Does maintaining a healthy weight still help after a cancer diagnosis?

Yes · Moderate evidence

For most cancer types, a healthy weight after diagnosis is associated with better survival, but note: unintentional weight loss is a warning signal, and for a few cancer types the opposite pattern applies. Always discuss weight and muscle mass with your treating physician.

The full answer

Obesity after a cancer diagnosis is associated with a higher risk of death in most cancer types. In an analysis of more than 6.3 million cancer patients, the likelihood of dying from cancer was 17% higher in people with obesity, and overall mortality was 14% higher. The risk of cancer recurrence was also 13% higher. These are associations, not proven cause and effect, but the scale and consistency of the findings are impressive.

There are, however, exceptions.
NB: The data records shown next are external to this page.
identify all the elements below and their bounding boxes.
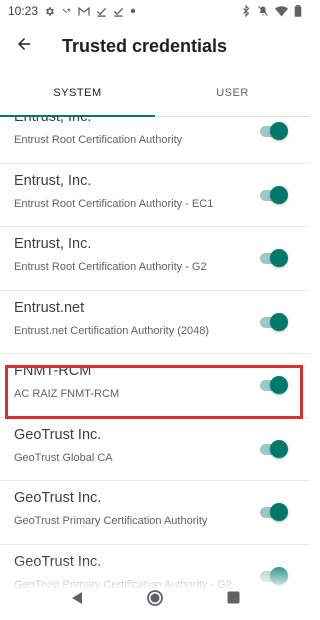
toggle-thumb: [270, 122, 288, 140]
certificate-toggle[interactable]: [258, 248, 288, 268]
certificate-title: Entrust, Inc.: [14, 236, 92, 252]
certificate-toggle[interactable]: [258, 312, 288, 332]
mute-icon: [257, 5, 269, 17]
battery-icon: [294, 5, 302, 17]
gmail-icon: [78, 6, 90, 17]
back-triangle-icon: [70, 591, 84, 610]
toggle-thumb: [270, 439, 288, 458]
certificate-row[interactable]: Entrust, Inc. Entrust Root Certification…: [0, 227, 310, 291]
status-time: 10:23: [8, 4, 39, 18]
missed-call-icon: [61, 6, 72, 17]
recents-square-icon: [227, 591, 240, 609]
certificate-title: Entrust, Inc.: [14, 117, 92, 125]
certificate-toggle[interactable]: [258, 439, 288, 459]
check-icon: [113, 6, 124, 17]
nav-back-button[interactable]: [67, 590, 87, 610]
certificate-row-highlighted[interactable]: FNMT-RCM AC RAIZ FNMT-RCM: [0, 354, 310, 418]
certificate-title: GeoTrust Inc.: [14, 490, 102, 506]
certificate-title: GeoTrust Inc.: [14, 426, 102, 443]
certificate-row[interactable]: GeoTrust Inc. GeoTrust Global CA: [0, 418, 310, 481]
certificate-row[interactable]: Entrust, Inc. Entrust Root Certification…: [0, 117, 310, 164]
certificate-subtitle: Entrust Root Certification Authority - E…: [14, 197, 214, 210]
certificate-row[interactable]: Entrust, Inc. Entrust Root Certification…: [0, 164, 310, 227]
toggle-thumb: [270, 376, 288, 394]
toggle-thumb: [270, 185, 288, 204]
certificate-row[interactable]: Entrust.net Entrust.net Certification Au…: [0, 291, 310, 354]
page-title: Trusted credentials: [62, 35, 228, 56]
certificate-subtitle: GeoTrust Primary Certification Authority: [14, 515, 208, 527]
status-bar-left: 10:23: [8, 4, 136, 18]
nav-recents-button[interactable]: [223, 590, 243, 610]
toggle-thumb: [270, 249, 288, 267]
tab-bar: SYSTEM USER: [0, 70, 310, 117]
certificate-subtitle: GeoTrust Global CA: [14, 451, 113, 464]
certificate-list[interactable]: Entrust, Inc. Entrust Root Certification…: [0, 117, 310, 620]
certificate-title: Entrust, Inc.: [14, 172, 92, 189]
status-bar-right: [241, 5, 302, 17]
certificate-toggle[interactable]: [258, 375, 288, 395]
certificate-toggle[interactable]: [258, 185, 288, 205]
back-button[interactable]: [2, 24, 46, 68]
certificate-title: GeoTrust Inc.: [14, 553, 102, 570]
app-bar: Trusted credentials: [0, 22, 310, 70]
navigation-bar: [0, 580, 310, 620]
toggle-thumb: [270, 503, 288, 521]
certificate-subtitle: Entrust.net Certification Authority (204…: [14, 324, 210, 337]
certificate-subtitle: Entrust Root Certification Authority: [14, 134, 183, 146]
status-bar: 10:23: [0, 0, 310, 22]
tab-system[interactable]: SYSTEM: [0, 70, 155, 117]
certificate-title: Entrust.net: [14, 299, 85, 316]
arrow-back-icon: [15, 35, 33, 58]
certificate-row[interactable]: GeoTrust Inc. GeoTrust Primary Certifica…: [0, 481, 310, 545]
tab-user[interactable]: USER: [155, 70, 310, 116]
bluetooth-icon: [241, 5, 251, 17]
toggle-thumb: [270, 312, 288, 331]
dot-icon: [130, 8, 136, 14]
wifi-icon: [275, 5, 288, 17]
gear-icon: [44, 6, 55, 17]
nav-home-button[interactable]: [145, 589, 165, 612]
certificate-title: FNMT-RCM: [14, 363, 92, 379]
certificate-toggle[interactable]: [258, 121, 288, 141]
certificate-toggle[interactable]: [258, 502, 288, 522]
certificate-subtitle: AC RAIZ FNMT-RCM: [14, 388, 120, 400]
certificate-subtitle: Entrust Root Certification Authority - G…: [14, 261, 207, 273]
certificate-list-content: Entrust, Inc. Entrust Root Certification…: [0, 117, 310, 608]
home-circle-icon: [146, 589, 164, 612]
check-icon: [96, 6, 107, 17]
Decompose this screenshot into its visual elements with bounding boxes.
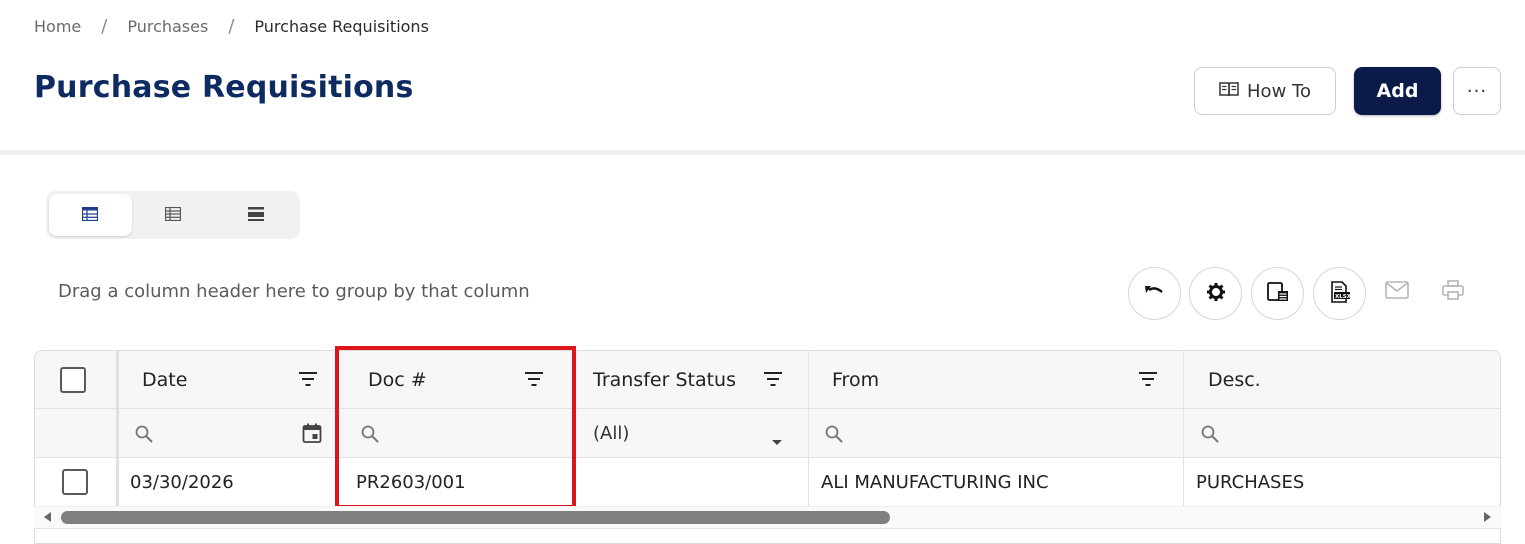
page-title: Purchase Requisitions: [34, 70, 414, 105]
svg-text:XLSX: XLSX: [1335, 294, 1351, 300]
book-icon: [1219, 81, 1239, 102]
undo-button[interactable]: [1128, 267, 1181, 320]
transfer-status-filter-select[interactable]: (All): [593, 409, 629, 457]
grid-view-icon: [82, 206, 99, 225]
column-header-date[interactable]: Date: [142, 351, 187, 408]
export-excel-button[interactable]: XLSX: [1313, 267, 1366, 320]
how-to-button[interactable]: How To: [1194, 67, 1336, 115]
filter-icon[interactable]: [1138, 371, 1158, 391]
export-excel-icon: XLSX: [1329, 280, 1351, 307]
compact-view-icon: [247, 206, 264, 225]
column-header-desc[interactable]: Desc.: [1208, 351, 1261, 408]
breadcrumb-separator: /: [228, 16, 235, 37]
undo-icon: [1144, 284, 1166, 304]
breadcrumb-home[interactable]: Home: [34, 17, 81, 36]
gear-icon: [1206, 282, 1226, 306]
breadcrumb: Home / Purchases / Purchase Requisitions: [34, 16, 429, 37]
column-header-transfer-status[interactable]: Transfer Status: [593, 351, 736, 408]
header-row: Date Doc # Transfer Status From Desc.: [35, 351, 1500, 409]
more-options-button[interactable]: ···: [1453, 67, 1501, 115]
view-mode-list[interactable]: [132, 194, 215, 236]
cell-from: ALI MANUFACTURING INC: [821, 471, 1049, 493]
page: Home / Purchases / Purchase Requisitions…: [0, 0, 1525, 544]
print-button[interactable]: [1439, 278, 1467, 306]
cell-desc: PURCHASES: [1196, 471, 1305, 493]
column-chooser-button[interactable]: [1251, 267, 1304, 320]
filter-row: (All): [35, 409, 1500, 458]
breadcrumb-purchases[interactable]: Purchases: [127, 17, 208, 36]
scroll-left-arrow[interactable]: [44, 512, 51, 522]
search-icon[interactable]: [825, 425, 843, 447]
column-chooser-icon: [1266, 281, 1289, 306]
breadcrumb-separator: /: [101, 16, 108, 37]
header-divider: [0, 150, 1525, 155]
scroll-right-arrow[interactable]: [1484, 512, 1491, 522]
filter-icon[interactable]: [298, 371, 318, 391]
calendar-icon[interactable]: [302, 423, 322, 447]
search-icon[interactable]: [135, 425, 153, 447]
breadcrumb-current: Purchase Requisitions: [254, 17, 429, 36]
column-divider: [808, 351, 809, 506]
row-checkbox[interactable]: [62, 458, 88, 506]
add-button[interactable]: Add: [1354, 67, 1441, 115]
chevron-down-icon[interactable]: [771, 431, 783, 450]
scrollbar-thumb[interactable]: [61, 511, 890, 524]
column-divider: [1183, 351, 1184, 506]
mail-button[interactable]: [1383, 278, 1411, 306]
view-mode-grid[interactable]: [49, 194, 132, 236]
column-header-from[interactable]: From: [832, 351, 879, 408]
column-divider: [116, 351, 119, 506]
how-to-label: How To: [1247, 80, 1311, 102]
group-by-hint: Drag a column header here to group by th…: [58, 281, 530, 302]
print-icon: [1442, 280, 1464, 304]
mail-icon: [1385, 281, 1409, 303]
table-row[interactable]: 03/30/2026 PR2603/001 ALI MANUFACTURING …: [35, 458, 1500, 506]
grid-bottom-border: [34, 528, 1501, 529]
settings-button[interactable]: [1189, 267, 1242, 320]
list-view-icon: [164, 206, 182, 225]
search-icon[interactable]: [1201, 425, 1219, 447]
cell-date: 03/30/2026: [130, 471, 234, 493]
filter-icon[interactable]: [763, 371, 783, 391]
select-all-checkbox[interactable]: [60, 351, 86, 408]
view-mode-switch: [46, 191, 300, 239]
horizontal-scrollbar[interactable]: [34, 506, 1501, 528]
doc-column-highlight: [335, 346, 576, 509]
view-mode-compact[interactable]: [214, 194, 297, 236]
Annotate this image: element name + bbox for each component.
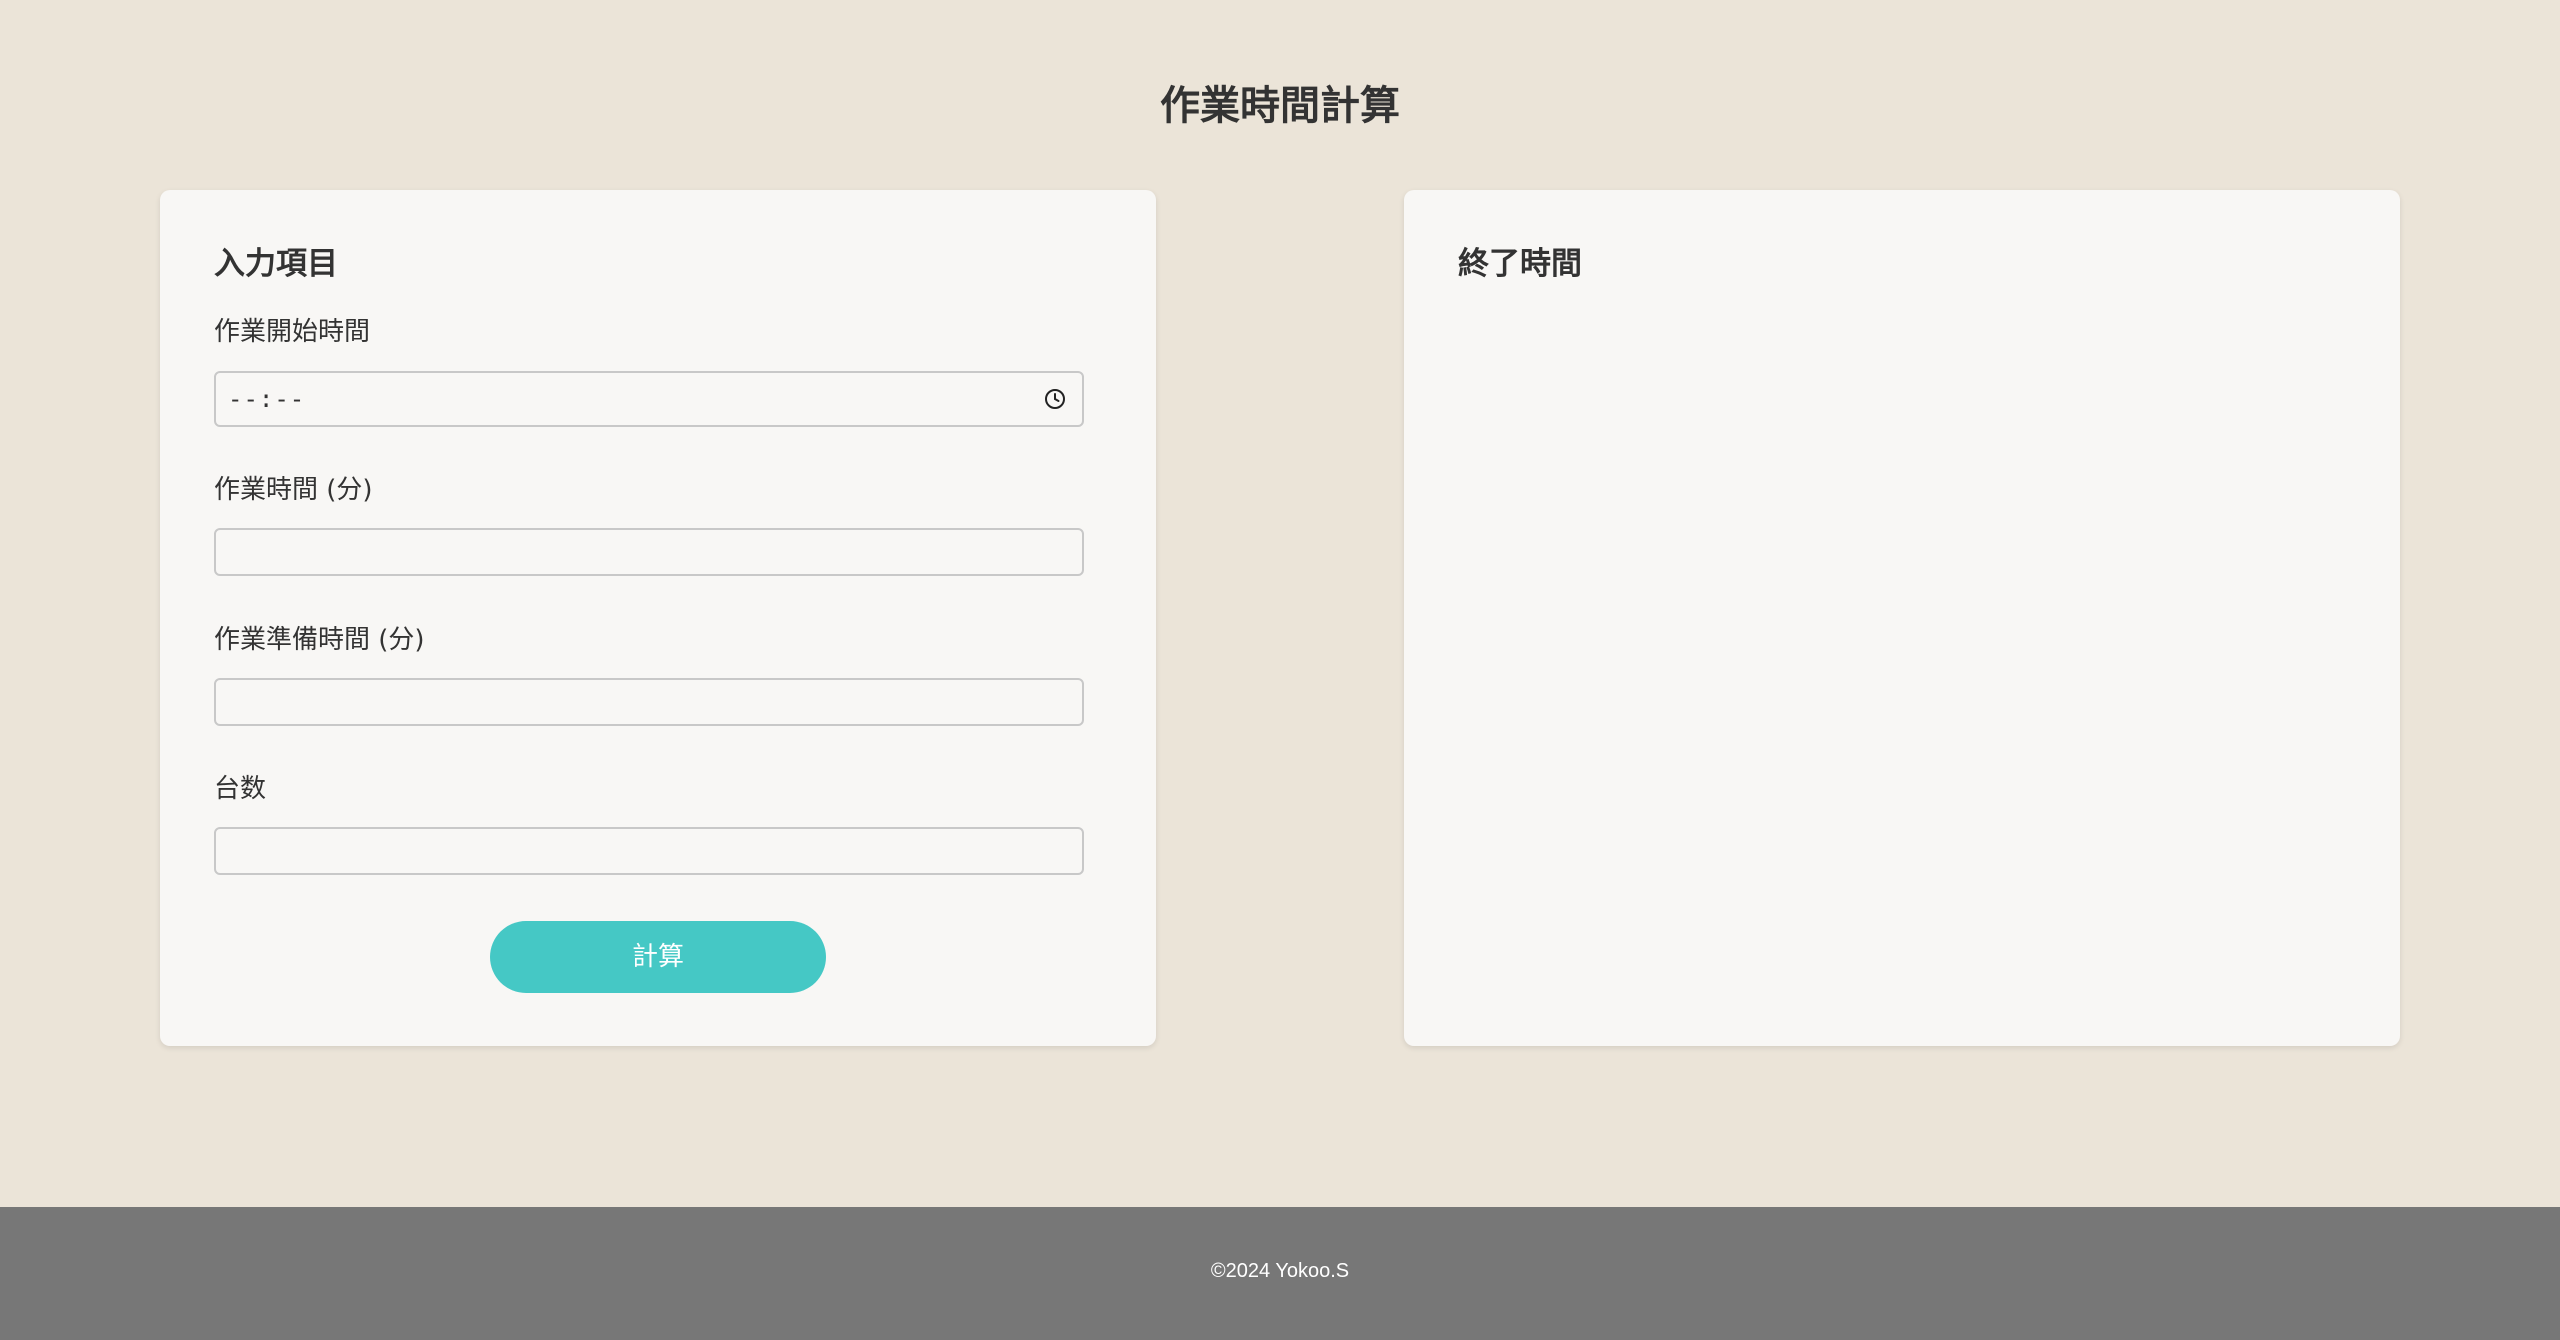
page-title: 作業時間計算 [1160, 83, 1400, 129]
copyright-text: ©2024 Yokoo.S [1210, 1260, 1350, 1282]
prep-minutes-input[interactable] [214, 678, 1084, 726]
units-input[interactable] [214, 827, 1084, 875]
start-time-input[interactable]: --:-- [214, 371, 1084, 427]
footer: ©2024 Yokoo.S [0, 1207, 2560, 1340]
input-panel: 入力項目 作業開始時間 --:-- 作業時間 (分) 作業準備時間 (分) 台数… [160, 190, 1156, 1046]
result-panel: 終了時間 [1404, 190, 2400, 1046]
clock-icon[interactable] [1044, 388, 1066, 410]
result-panel-heading: 終了時間 [1458, 246, 1582, 282]
units-label: 台数 [214, 774, 267, 804]
start-time-label: 作業開始時間 [214, 317, 371, 347]
work-minutes-input[interactable] [214, 528, 1084, 576]
prep-minutes-label: 作業準備時間 (分) [214, 625, 425, 655]
work-minutes-label: 作業時間 (分) [214, 475, 373, 505]
input-panel-heading: 入力項目 [214, 246, 338, 282]
calculate-button[interactable]: 計算 [490, 921, 826, 993]
start-time-placeholder: --:-- [228, 385, 306, 413]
In lung cancer, kidney cancer and melanoma, patients with obesity actually survive better than patients without. This is known as the 'obesity paradox'. Researchers do not yet know why this is the case. For these three cancer types, the usual advice about weight does not apply without qualification.

Importantly, weight loss after a diagnosis is not automatically good news. In women with breast cancer who lost 10% or more of their body weight in the 18 months following diagnosis, the risk of death was more than twice as high as in women without such weight loss. Weight gain, on the other hand, was not associated with worse survival. Unintentional weight loss is therefore more of a warning signal than a favourable sign.

Muscle loss is at least as important as the number on the scale. In cancer patients with severe muscle breakdown, median survival was 8.4 months, compared with 28.4 months in patients with good muscle mass. That difference held regardless of whether a person was overweight or underweight. BMI alone therefore tells only part of the story.

Protein-rich nutritional drinks containing omega-3 fatty acids can modestly slow weight loss and muscle loss during chemotherapy (on average nearly 2 kg more weight retained). Whether this also improves survival has not yet been demonstrated. Standard dietary counselling or regular nutritional drinks had no measurable effect on weight in these studies.

The evidence
7 studies · 2 meta-analyses · ≈ 7,300,000 participants

Based on a meta-analysis of 203 studies (n>6.3 million), supplemented by observational research in breast cancer (n=12,590), a cohort study in lung and gastrointestinal cancer (n=1,473), a large US cohort (n>900,000), a systematic review of RCTs on nutrition, and observational data in ovarian cancer. All associations are associative in nature; causal evidence from randomised studies is largely lacking.